Mark and James Coughlan opened the batting, with instructions to put 30 on the board in ten overs. They didn't quite do that, but they got close before James got an inside edge onto his stumps. Ian played the first two balls bowled to him by the county lady, both straight and on a good length, back to her. Her style suggested that her next forty-six balls would be exactly like the first two (which would have been very awkward for us), but the third one was shorter and a bit wide. Ian hit it gently to cover, and departed extremely slowly. By now the pitch had dried out and was beginning to turn, and scoring fast was more difficult than ever. Mark and Glyn kept the score moving just fast enough, though, and didn't get out: Mark outscored Glyn, but eventually became frustrated and missed. By that time, we were getting quite close, but starting to run out of overs. Kevin failed, and Duncan's timing had deserted him completely. Glyn was tiring, so it was hard to make ones into twos, which was probably the best way to push the score along. By the time Glyn was caught in the deep we were very much favourites, but there was still some work to be done.

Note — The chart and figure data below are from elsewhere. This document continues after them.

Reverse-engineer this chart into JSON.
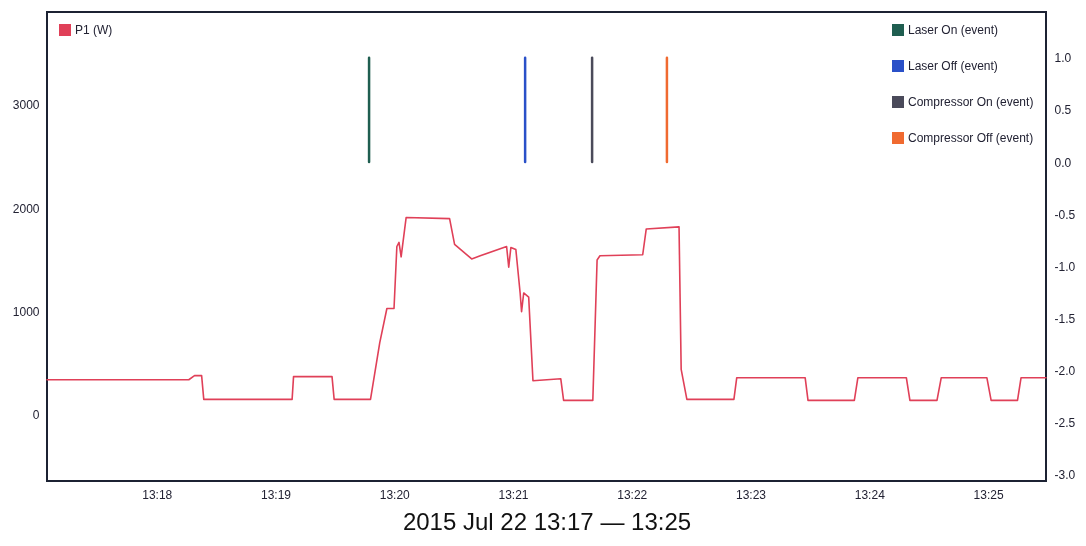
{
  "chart_data": {
    "type": "line",
    "xlabel": "2015 Jul 22 13:17 — 13:25",
    "xlim": [
      13.2846,
      13.4248
    ],
    "xticks": [
      {
        "value": 13.3,
        "label": "13:18"
      },
      {
        "value": 13.316667,
        "label": "13:19"
      },
      {
        "value": 13.333333,
        "label": "13:20"
      },
      {
        "value": 13.35,
        "label": "13:21"
      },
      {
        "value": 13.366667,
        "label": "13:22"
      },
      {
        "value": 13.383333,
        "label": "13:23"
      },
      {
        "value": 13.4,
        "label": "13:24"
      },
      {
        "value": 13.416667,
        "label": "13:25"
      }
    ],
    "ylim": [
      -640,
      3900
    ],
    "yticks": [
      0,
      1000,
      2000,
      3000
    ],
    "y2lim": [
      -3.06,
      1.44
    ],
    "y2ticks": [
      {
        "value": 1,
        "label": "1.0"
      },
      {
        "value": 0.5,
        "label": "0.5"
      },
      {
        "value": 0,
        "label": "0.0"
      },
      {
        "value": -0.5,
        "label": "-0.5"
      },
      {
        "value": -1,
        "label": "-1.0"
      },
      {
        "value": -1.5,
        "label": "-1.5"
      },
      {
        "value": -2,
        "label": "-2.0"
      },
      {
        "value": -2.5,
        "label": "-2.5"
      },
      {
        "value": -3,
        "label": "-3.0"
      }
    ],
    "legend": "top right",
    "grid": false,
    "marker": "none",
    "line_style": "solid",
    "series": [
      {
        "name": "P1 (W)",
        "color": "#e04058",
        "axis": "y",
        "x": [
          13.2846,
          13.3045,
          13.3053,
          13.3063,
          13.3066,
          13.319,
          13.3192,
          13.3246,
          13.3249,
          13.3298,
          13.33,
          13.3313,
          13.3323,
          13.3333,
          13.3337,
          13.334,
          13.3343,
          13.335,
          13.3411,
          13.3418,
          13.3442,
          13.3454,
          13.3491,
          13.3494,
          13.3497,
          13.3504,
          13.351,
          13.3512,
          13.3515,
          13.3522,
          13.3528,
          13.3567,
          13.3571,
          13.3612,
          13.3618,
          13.3622,
          13.3682,
          13.3687,
          13.3733,
          13.3736,
          13.3744,
          13.381,
          13.3814,
          13.391,
          13.3914,
          13.3979,
          13.3984,
          13.4052,
          13.4057,
          13.4095,
          13.4101,
          13.4165,
          13.4171,
          13.4208,
          13.4213,
          13.4248
        ],
        "values": [
          340,
          340,
          380,
          380,
          150,
          150,
          370,
          370,
          150,
          150,
          150,
          700,
          1030,
          1030,
          1630,
          1670,
          1530,
          1910,
          1900,
          1650,
          1510,
          1540,
          1630,
          1430,
          1620,
          1600,
          1180,
          1000,
          1180,
          1140,
          330,
          350,
          140,
          140,
          1500,
          1540,
          1550,
          1800,
          1820,
          440,
          150,
          150,
          360,
          360,
          140,
          140,
          360,
          360,
          140,
          140,
          360,
          360,
          140,
          140,
          360,
          360
        ]
      },
      {
        "name": "Laser On (event)",
        "color": "#1f5e50",
        "axis": "y2",
        "x": [
          13.3298,
          13.3298
        ],
        "values": [
          0,
          1
        ]
      },
      {
        "name": "Laser Off (event)",
        "color": "#2a50c8",
        "axis": "y2",
        "x": [
          13.3517,
          13.3517
        ],
        "values": [
          0,
          1
        ]
      },
      {
        "name": "Compressor On (event)",
        "color": "#4a4a5a",
        "axis": "y2",
        "x": [
          13.3611,
          13.3611
        ],
        "values": [
          0,
          1
        ]
      },
      {
        "name": "Compressor Off (event)",
        "color": "#f06a30",
        "axis": "y2",
        "x": [
          13.3716,
          13.3716
        ],
        "values": [
          0,
          1
        ]
      }
    ]
  }
}
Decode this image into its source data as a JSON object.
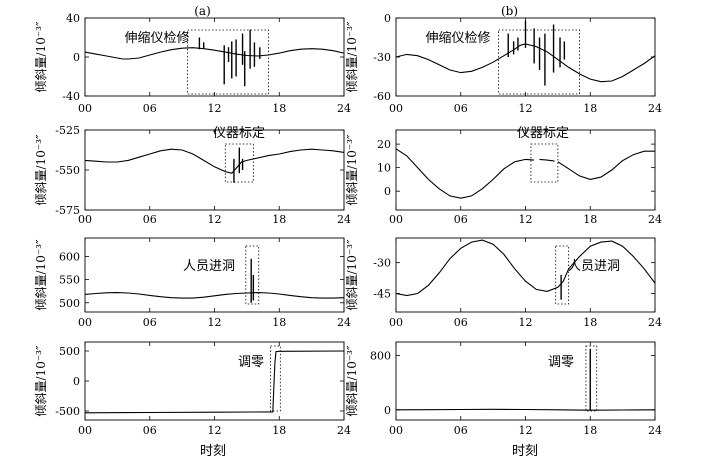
{
  "figure": {
    "x_axis_label": "时刻",
    "y_axis_label": "倾斜量/10⁻³″"
  },
  "chart_data": [
    {
      "type": "line",
      "panel_label": "(a)",
      "xlim": [
        0,
        24
      ],
      "ylim": [
        -40,
        40
      ],
      "x_ticks": [
        "00",
        "06",
        "12",
        "18",
        "24"
      ],
      "y_ticks": [
        "40",
        "0",
        "-40"
      ],
      "annotation": "伸缩仪检修",
      "annotation_xrange": [
        9.5,
        17
      ],
      "series": [
        {
          "points": [
            [
              0,
              5
            ],
            [
              1,
              3
            ],
            [
              2,
              1
            ],
            [
              3,
              -1
            ],
            [
              3.5,
              -2
            ],
            [
              4,
              -2
            ],
            [
              5,
              -1
            ],
            [
              6,
              2
            ],
            [
              7,
              5
            ],
            [
              8,
              7.5
            ],
            [
              9,
              9
            ],
            [
              10,
              9.5
            ],
            [
              11,
              8.5
            ],
            [
              12,
              7
            ],
            [
              13,
              5
            ],
            [
              14,
              3
            ],
            [
              15,
              1.5
            ],
            [
              16,
              1
            ],
            [
              17,
              2
            ],
            [
              18,
              4
            ],
            [
              19,
              6.5
            ],
            [
              20,
              8
            ],
            [
              21,
              8.5
            ],
            [
              22,
              8
            ],
            [
              23,
              6.5
            ],
            [
              24,
              4
            ]
          ]
        }
      ],
      "spikes": [
        {
          "x": 10.6,
          "y": [
            8,
            20
          ]
        },
        {
          "x": 11.0,
          "y": [
            9,
            15
          ]
        },
        {
          "x": 12.9,
          "y": [
            -28,
            12
          ]
        },
        {
          "x": 13.3,
          "y": [
            -5,
            10
          ]
        },
        {
          "x": 13.6,
          "y": [
            -22,
            16
          ]
        },
        {
          "x": 14.0,
          "y": [
            -20,
            18
          ]
        },
        {
          "x": 14.6,
          "y": [
            -8,
            24
          ]
        },
        {
          "x": 14.8,
          "y": [
            -30,
            6
          ]
        },
        {
          "x": 15.3,
          "y": [
            -12,
            28
          ]
        },
        {
          "x": 15.7,
          "y": [
            -10,
            15
          ]
        },
        {
          "x": 16.2,
          "y": [
            -2,
            10
          ]
        }
      ]
    },
    {
      "type": "line",
      "panel_label": "(b)",
      "xlim": [
        0,
        24
      ],
      "ylim": [
        -60,
        0
      ],
      "x_ticks": [
        "00",
        "06",
        "12",
        "18",
        "24"
      ],
      "y_ticks": [
        "0",
        "-30",
        "-60"
      ],
      "annotation": "伸缩仪检修",
      "annotation_xrange": [
        9.5,
        17
      ],
      "series": [
        {
          "points": [
            [
              0,
              -30
            ],
            [
              1,
              -28
            ],
            [
              2,
              -29
            ],
            [
              3,
              -32
            ],
            [
              4,
              -36
            ],
            [
              5,
              -40
            ],
            [
              6,
              -42
            ],
            [
              7,
              -41
            ],
            [
              8,
              -38
            ],
            [
              9,
              -34
            ],
            [
              10,
              -29
            ],
            [
              11,
              -24
            ],
            [
              11.5,
              -21
            ],
            [
              12,
              -20
            ],
            [
              13,
              -22
            ],
            [
              14,
              -26
            ],
            [
              15,
              -32
            ],
            [
              16,
              -38
            ],
            [
              17,
              -43
            ],
            [
              18,
              -47
            ],
            [
              19,
              -49
            ],
            [
              20,
              -48.5
            ],
            [
              21,
              -45
            ],
            [
              22,
              -40
            ],
            [
              23,
              -35
            ],
            [
              24,
              -29
            ]
          ]
        }
      ],
      "spikes": [
        {
          "x": 10.4,
          "y": [
            -30,
            -12
          ]
        },
        {
          "x": 10.9,
          "y": [
            -28,
            -18
          ]
        },
        {
          "x": 11.3,
          "y": [
            -25,
            -15
          ]
        },
        {
          "x": 12.0,
          "y": [
            -23,
            -2
          ]
        },
        {
          "x": 12.8,
          "y": [
            -35,
            -8
          ]
        },
        {
          "x": 13.3,
          "y": [
            -40,
            -15
          ]
        },
        {
          "x": 13.8,
          "y": [
            -52,
            -12
          ]
        },
        {
          "x": 14.6,
          "y": [
            -42,
            -5
          ]
        },
        {
          "x": 15.2,
          "y": [
            -38,
            -15
          ]
        },
        {
          "x": 15.6,
          "y": [
            -32,
            -18
          ]
        }
      ]
    },
    {
      "type": "line",
      "panel_label": "",
      "xlim": [
        0,
        24
      ],
      "ylim": [
        -575,
        -525
      ],
      "x_ticks": [
        "00",
        "06",
        "12",
        "18",
        "24"
      ],
      "y_ticks": [
        "-525",
        "-550",
        "-575"
      ],
      "annotation": "仪器标定",
      "annotation_xrange": [
        13,
        15.6
      ],
      "series": [
        {
          "points": [
            [
              0,
              -544
            ],
            [
              1,
              -544.5
            ],
            [
              2,
              -545
            ],
            [
              3,
              -545
            ],
            [
              4,
              -544
            ],
            [
              5,
              -542
            ],
            [
              6,
              -540
            ],
            [
              7,
              -538
            ],
            [
              8,
              -537
            ],
            [
              9,
              -537.5
            ],
            [
              10,
              -540
            ],
            [
              11,
              -544
            ],
            [
              12,
              -548
            ],
            [
              13,
              -551
            ],
            [
              13.6,
              -552
            ],
            [
              14,
              -549
            ],
            [
              14.5,
              -545
            ],
            [
              15,
              -544
            ],
            [
              16,
              -542.5
            ],
            [
              17,
              -541
            ],
            [
              18,
              -540
            ],
            [
              19,
              -538.5
            ],
            [
              20,
              -537.5
            ],
            [
              21,
              -537
            ],
            [
              22,
              -537.5
            ],
            [
              23,
              -538
            ],
            [
              24,
              -539
            ]
          ]
        }
      ],
      "spikes": [
        {
          "x": 13.8,
          "y": [
            -558,
            -543
          ]
        },
        {
          "x": 14.3,
          "y": [
            -552,
            -536
          ]
        },
        {
          "x": 14.6,
          "y": [
            -550,
            -543
          ]
        }
      ]
    },
    {
      "type": "line",
      "panel_label": "",
      "xlim": [
        0,
        24
      ],
      "ylim": [
        -8,
        26
      ],
      "x_ticks": [
        "00",
        "06",
        "12",
        "18",
        "24"
      ],
      "y_ticks": [
        "20",
        "10",
        "0"
      ],
      "annotation": "仪器标定",
      "annotation_xrange": [
        12.5,
        15
      ],
      "series": [
        {
          "points": [
            [
              0,
              18
            ],
            [
              1,
              15
            ],
            [
              2,
              10
            ],
            [
              3,
              5
            ],
            [
              4,
              1
            ],
            [
              5,
              -2
            ],
            [
              6,
              -3
            ],
            [
              7,
              -2
            ],
            [
              8,
              1
            ],
            [
              9,
              5
            ],
            [
              10,
              9.5
            ],
            [
              11,
              12.5
            ],
            [
              12,
              13.5
            ],
            [
              12.8,
              13.2
            ]
          ]
        },
        {
          "points": [
            [
              13.3,
              13.5
            ],
            [
              14,
              13.2
            ],
            [
              14.7,
              12.8
            ]
          ]
        },
        {
          "points": [
            [
              15,
              12.5
            ],
            [
              16,
              9.5
            ],
            [
              17,
              6.5
            ],
            [
              18,
              5
            ],
            [
              19,
              6
            ],
            [
              20,
              9
            ],
            [
              21,
              13
            ],
            [
              22,
              15.5
            ],
            [
              23,
              17
            ],
            [
              24,
              17
            ]
          ]
        }
      ],
      "spikes": []
    },
    {
      "type": "line",
      "panel_label": "",
      "xlim": [
        0,
        24
      ],
      "ylim": [
        480,
        640
      ],
      "x_ticks": [
        "00",
        "06",
        "12",
        "18",
        "24"
      ],
      "y_ticks": [
        "600",
        "550",
        "500"
      ],
      "annotation": "人员进洞",
      "annotation_xrange": [
        14.9,
        16.1
      ],
      "series": [
        {
          "points": [
            [
              0,
              518
            ],
            [
              1,
              520
            ],
            [
              2,
              521.5
            ],
            [
              3,
              522
            ],
            [
              4,
              521
            ],
            [
              5,
              519
            ],
            [
              6,
              516
            ],
            [
              7,
              513
            ],
            [
              8,
              511
            ],
            [
              9,
              510
            ],
            [
              10,
              510
            ],
            [
              11,
              512
            ],
            [
              12,
              515
            ],
            [
              13,
              518
            ],
            [
              14,
              520
            ],
            [
              15,
              521
            ],
            [
              16,
              522
            ],
            [
              17,
              521
            ],
            [
              18,
              519
            ],
            [
              19,
              516
            ],
            [
              20,
              513
            ],
            [
              21,
              511
            ],
            [
              22,
              510
            ],
            [
              23,
              510
            ],
            [
              24,
              511
            ]
          ]
        }
      ],
      "spikes": [
        {
          "x": 15.4,
          "y": [
            500,
            595
          ]
        },
        {
          "x": 15.6,
          "y": [
            505,
            560
          ]
        }
      ]
    },
    {
      "type": "line",
      "panel_label": "",
      "xlim": [
        0,
        24
      ],
      "ylim": [
        -54,
        -18
      ],
      "x_ticks": [
        "00",
        "06",
        "12",
        "18",
        "24"
      ],
      "y_ticks": [
        "-30",
        "-45"
      ],
      "annotation": "人员进洞",
      "annotation_xrange": [
        14.8,
        16
      ],
      "series": [
        {
          "points": [
            [
              0,
              -45
            ],
            [
              1,
              -46
            ],
            [
              2,
              -45
            ],
            [
              3,
              -41
            ],
            [
              4,
              -35
            ],
            [
              5,
              -28
            ],
            [
              6,
              -23
            ],
            [
              7,
              -20
            ],
            [
              8,
              -19
            ],
            [
              9,
              -21
            ],
            [
              10,
              -26
            ],
            [
              11,
              -33
            ],
            [
              12,
              -39
            ],
            [
              13,
              -43
            ],
            [
              14,
              -44
            ],
            [
              15,
              -42
            ],
            [
              15.5,
              -39
            ],
            [
              16,
              -33
            ],
            [
              17,
              -27
            ],
            [
              18,
              -22
            ],
            [
              19,
              -20
            ],
            [
              20,
              -19.5
            ],
            [
              21,
              -22
            ],
            [
              22,
              -27
            ],
            [
              23,
              -33
            ],
            [
              24,
              -40
            ]
          ]
        }
      ],
      "spikes": [
        {
          "x": 15.3,
          "y": [
            -48,
            -36
          ]
        }
      ]
    },
    {
      "type": "line",
      "panel_label": "",
      "xlim": [
        0,
        24
      ],
      "ylim": [
        -650,
        650
      ],
      "x_ticks": [
        "00",
        "06",
        "12",
        "18",
        "24"
      ],
      "y_ticks": [
        "500",
        "0",
        "-500"
      ],
      "annotation": "调零",
      "annotation_xrange": [
        17.2,
        18.1
      ],
      "series": [
        {
          "points": [
            [
              0,
              -530
            ],
            [
              6,
              -525
            ],
            [
              12,
              -520
            ],
            [
              17.3,
              -515
            ],
            [
              17.4,
              -515
            ],
            [
              17.6,
              300
            ],
            [
              17.7,
              490
            ],
            [
              18,
              495
            ],
            [
              24,
              500
            ]
          ]
        }
      ],
      "spikes": []
    },
    {
      "type": "line",
      "panel_label": "",
      "xlim": [
        0,
        24
      ],
      "ylim": [
        -150,
        1000
      ],
      "x_ticks": [
        "00",
        "06",
        "12",
        "18",
        "24"
      ],
      "y_ticks": [
        "800",
        "0"
      ],
      "annotation": "调零",
      "annotation_xrange": [
        17.6,
        18.6
      ],
      "series": [
        {
          "points": [
            [
              0,
              0
            ],
            [
              3,
              2
            ],
            [
              6,
              5
            ],
            [
              9,
              8
            ],
            [
              12,
              5
            ],
            [
              15,
              0
            ],
            [
              17.9,
              -5
            ],
            [
              18.1,
              -5
            ],
            [
              21,
              -3
            ],
            [
              24,
              0
            ]
          ]
        }
      ],
      "spikes": [
        {
          "x": 18.0,
          "y": [
            -10,
            900
          ]
        }
      ]
    }
  ]
}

James Dutton tried some more aggressive running, but was bowled by a ball that hardly bounced at all.

The required run rate was never high, but it was starting to rise, and we were starting to run out of batting. Their spinners ran out of overs, but two more overs of ladies' county medium pace kept us from doing much. At the other end, though, Rob suddenly showed how it was not to be done, playing a reverse sweep and fortunately missing, and then how it was, sending a perfectly-timed hoick to cow corner. They panicked and tried a different bowler: he was less accurate, and near the end of the over he ran outside the return crease and was duly no-balled. Bill Owen are a team of lawyers: three of them converged on the umpire to explain what the no-ball law was and why that ball had in fact been perfectly legal. Their versions of the law were all different, and all wrong. Three runs followed off the next ball, and Rob and Duncan completed the win shortly afterwards.